Seiberg-Witten curves of \( \hat{D} \)-type Little Strings

Abstract

Little Strings are a type of non-gravitational quantum theories that contain extended degrees of freedom, but behave like ordinary Quantum Field Theories at low energies. A particular class of such theories in six dimensions is engineered as the world-volume theory of an M5-brane on a circle that probes a transverse orbifold geometry. Its low energy limit is a supersymmetric gauge theory that is described by a quiver in the shape of the Dynkin diagram of the affine extension of an ADE-group. While the so-called \( \hat{A} \)-type Little String Theories (LSTs) are very well studied, much less is known about the \( \hat{D} \)-type, where for example the Seiberg-Witten curve (SWC) is only known in the case of the \( {\hat{D}}_4 \) theory.
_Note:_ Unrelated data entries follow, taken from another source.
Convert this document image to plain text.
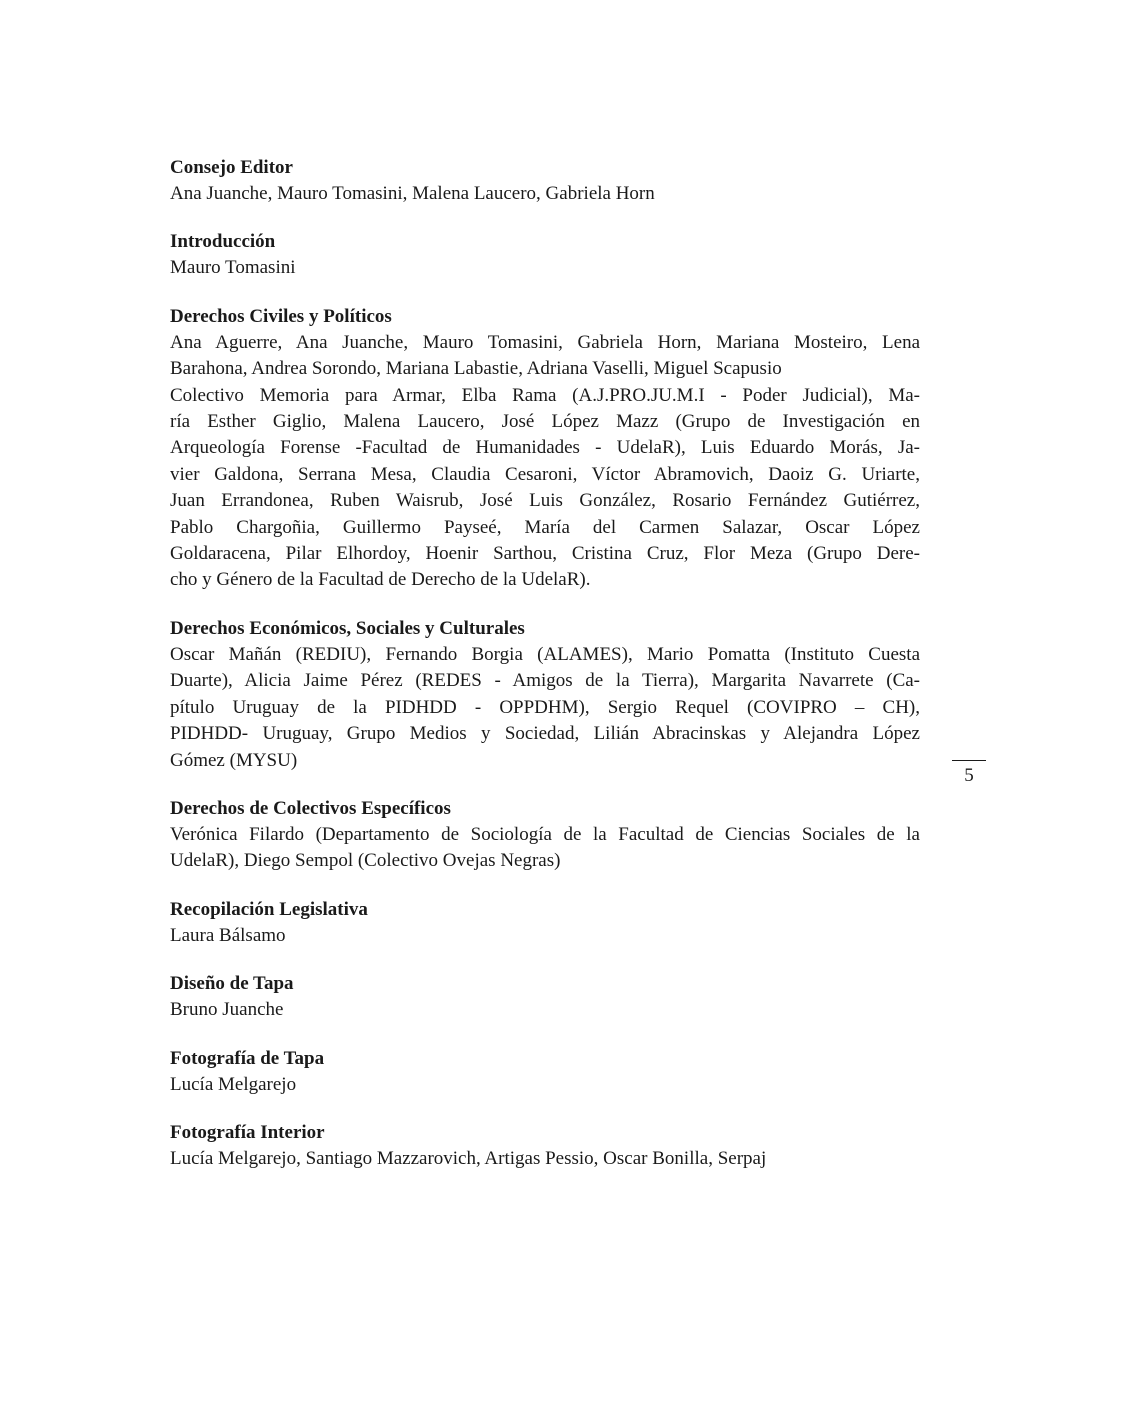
Consejo Editor

Ana Juanche, Mauro Tomasini, Malena Laucero, Gabriela Horn

Introducción

Mauro Tomasini

Derechos Civiles y Políticos

Ana Aguerre, Ana Juanche, Mauro Tomasini, Gabriela Horn, Mariana Mosteiro, Lena
Barahona, Andrea Sorondo, Mariana Labastie, Adriana Vaselli, Miguel Scapusio
Colectivo Memoria para Armar, Elba Rama (A.J.PRO.JU.M.I - Poder Judicial), Ma-
ría Esther Giglio, Malena Laucero, José López Mazz (Grupo de Investigación en
Arqueología Forense -Facultad de Humanidades - UdelaR), Luis Eduardo Morás, Ja-
vier Galdona, Serrana Mesa, Claudia Cesaroni, Víctor Abramovich, Daoiz G. Uriarte,
Juan Errandonea, Ruben Waisrub, José Luis González, Rosario Fernández Gutiérrez,
Pablo Chargoñia, Guillermo Payseé, María del Carmen Salazar, Oscar López
Goldaracena, Pilar Elhordoy, Hoenir Sarthou, Cristina Cruz, Flor Meza (Grupo Dere-
cho y Género de la Facultad de Derecho de la UdelaR).

Derechos Económicos, Sociales y Culturales

Oscar Mañán (REDIU), Fernando Borgia (ALAMES), Mario Pomatta (Instituto Cuesta
Duarte), Alicia Jaime Pérez (REDES - Amigos de la Tierra), Margarita Navarrete (Ca-
pítulo Uruguay de la PIDHDD - OPPDHM), Sergio Requel (COVIPRO – CH),
PIDHDD- Uruguay, Grupo Medios y Sociedad, Lilián Abracinskas y Alejandra López
Gómez (MYSU)

Derechos de Colectivos Específicos

Verónica Filardo (Departamento de Sociología de la Facultad de Ciencias Sociales de la
UdelaR), Diego Sempol (Colectivo Ovejas Negras)

Recopilación Legislativa

Laura Bálsamo

Diseño de Tapa

Bruno Juanche

Fotografía de Tapa

Lucía Melgarejo

Fotografía Interior

Lucía Melgarejo, Santiago Mazzarovich, Artigas Pessio, Oscar Bonilla, Serpaj

5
In this work, we provide a general construction of this curve for arbitrary \( {\hat{D}}_M \) that respects all symmetries and dualities of the LST and is compatible with lower-dimensional results in the literature. For M = 4 our construction reproduces the same curve as previously obtained by other methods. The form in which we cast the SWC for generic \( {\hat{D}}_M \) allows to study the behaviour of the LST under modular transformations and provides insights into a dual formulation as a circular quiver gauge theory with nodes of Sp(M − 4) and SO(2M).